Benoît Hamon garde la main sur le projet d’action de groupe
Nouvelle étape pour le projet d’action de groupe qui sera présenté au Parlement au printemps 2013 dans le cadre du projet de loi sur la consommation. Benoît Hamon, ministre délégué chargé de la consommation, vient d’annoncer une consultation sur l’action de groupe, ouverte à tous depuis le 23 octobre.
«La consultation lancée par Benoît Hamon, bien que destinée essentiellement aux particuliers, s’inscrit dans la logique des consultations en ligne utilisées habituellement par la Commission européenne en matière de droit de la consommation, et notamment d’action de groupe», explique Thomas Rouhette, responsable de la pratique contentieux chez Hogan Lovells. En effet, seules huit questions à choix multiples sont proposées. Aucun texte en appui n’est proposé.
«Plus qu’une série de consultations, c’est bel et bien la présentation d’un dispositif gouvernemental que nous attendons, confie Cédric Musso, directeur des relations institutionnelles à l’UFC Que Choisir. Après les nombreuses consultations lancées depuis cinq ans, l’heure n’est plus à la réflexion mais à l’action. Aujourd’hui, échaudés par les annonces déçues, nous voulons avoir l’assurance que l’action de groupe sera effectivement dans le projet de loi sur la consommation, d’autant que la garde des Sceaux, Christiane Taubira, a évoqué elle aussi récemment un projet d’action de groupe élargie, englobant la santé et l’environnement».

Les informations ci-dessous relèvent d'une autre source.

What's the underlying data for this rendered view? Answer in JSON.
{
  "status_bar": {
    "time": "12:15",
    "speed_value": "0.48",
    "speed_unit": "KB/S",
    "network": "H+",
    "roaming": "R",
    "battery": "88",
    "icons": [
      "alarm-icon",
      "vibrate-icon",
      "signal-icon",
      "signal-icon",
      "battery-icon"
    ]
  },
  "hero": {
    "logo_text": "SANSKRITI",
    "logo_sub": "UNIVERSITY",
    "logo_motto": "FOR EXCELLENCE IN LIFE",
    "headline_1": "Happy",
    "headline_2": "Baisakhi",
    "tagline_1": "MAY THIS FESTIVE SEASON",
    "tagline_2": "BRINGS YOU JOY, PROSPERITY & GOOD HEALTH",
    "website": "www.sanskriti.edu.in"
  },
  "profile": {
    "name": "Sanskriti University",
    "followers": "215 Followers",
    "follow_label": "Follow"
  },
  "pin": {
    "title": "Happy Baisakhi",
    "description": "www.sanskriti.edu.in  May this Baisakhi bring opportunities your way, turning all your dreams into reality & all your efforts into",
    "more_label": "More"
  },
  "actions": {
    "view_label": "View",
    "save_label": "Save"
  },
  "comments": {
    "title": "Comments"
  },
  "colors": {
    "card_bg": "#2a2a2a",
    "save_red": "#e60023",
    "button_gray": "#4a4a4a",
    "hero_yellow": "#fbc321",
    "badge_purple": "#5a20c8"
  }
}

De sources proches, le projet de loi devrait être porté par Benoît Hamon, et se dirigerait vers un système de l’opt-in, où les consommateurs lésés doivent expressément se manifester pour faire partie du groupe (par opposition à l’opt-out, où les personnes doivent demander explicitement à ne pas faire partie de l’action de groupe). L’action serait portée par une association de consommateurs, mais la discussion demeure sur la nécessité ou non d’un agrément particulier. Un avantage qui bénéficierait aux grands acteurs.
Pour autant, «l’action de groupe ne semble pas vraiment nécessaire en France, où il existe déjà des mécanismes efficaces de protection des consommateurs et des procédures de médiation pour régler les litiges en matière de consommation», poursuit Thomas Rouhette. D’autant que nul n’est à l’abri des dérives américaines. L’Australie, qui avait adopté initialement un projet modéré d’opt-in, a vu son système évoluer dans le temps et aboutir aujourd’hui à une procédure d’opt-out.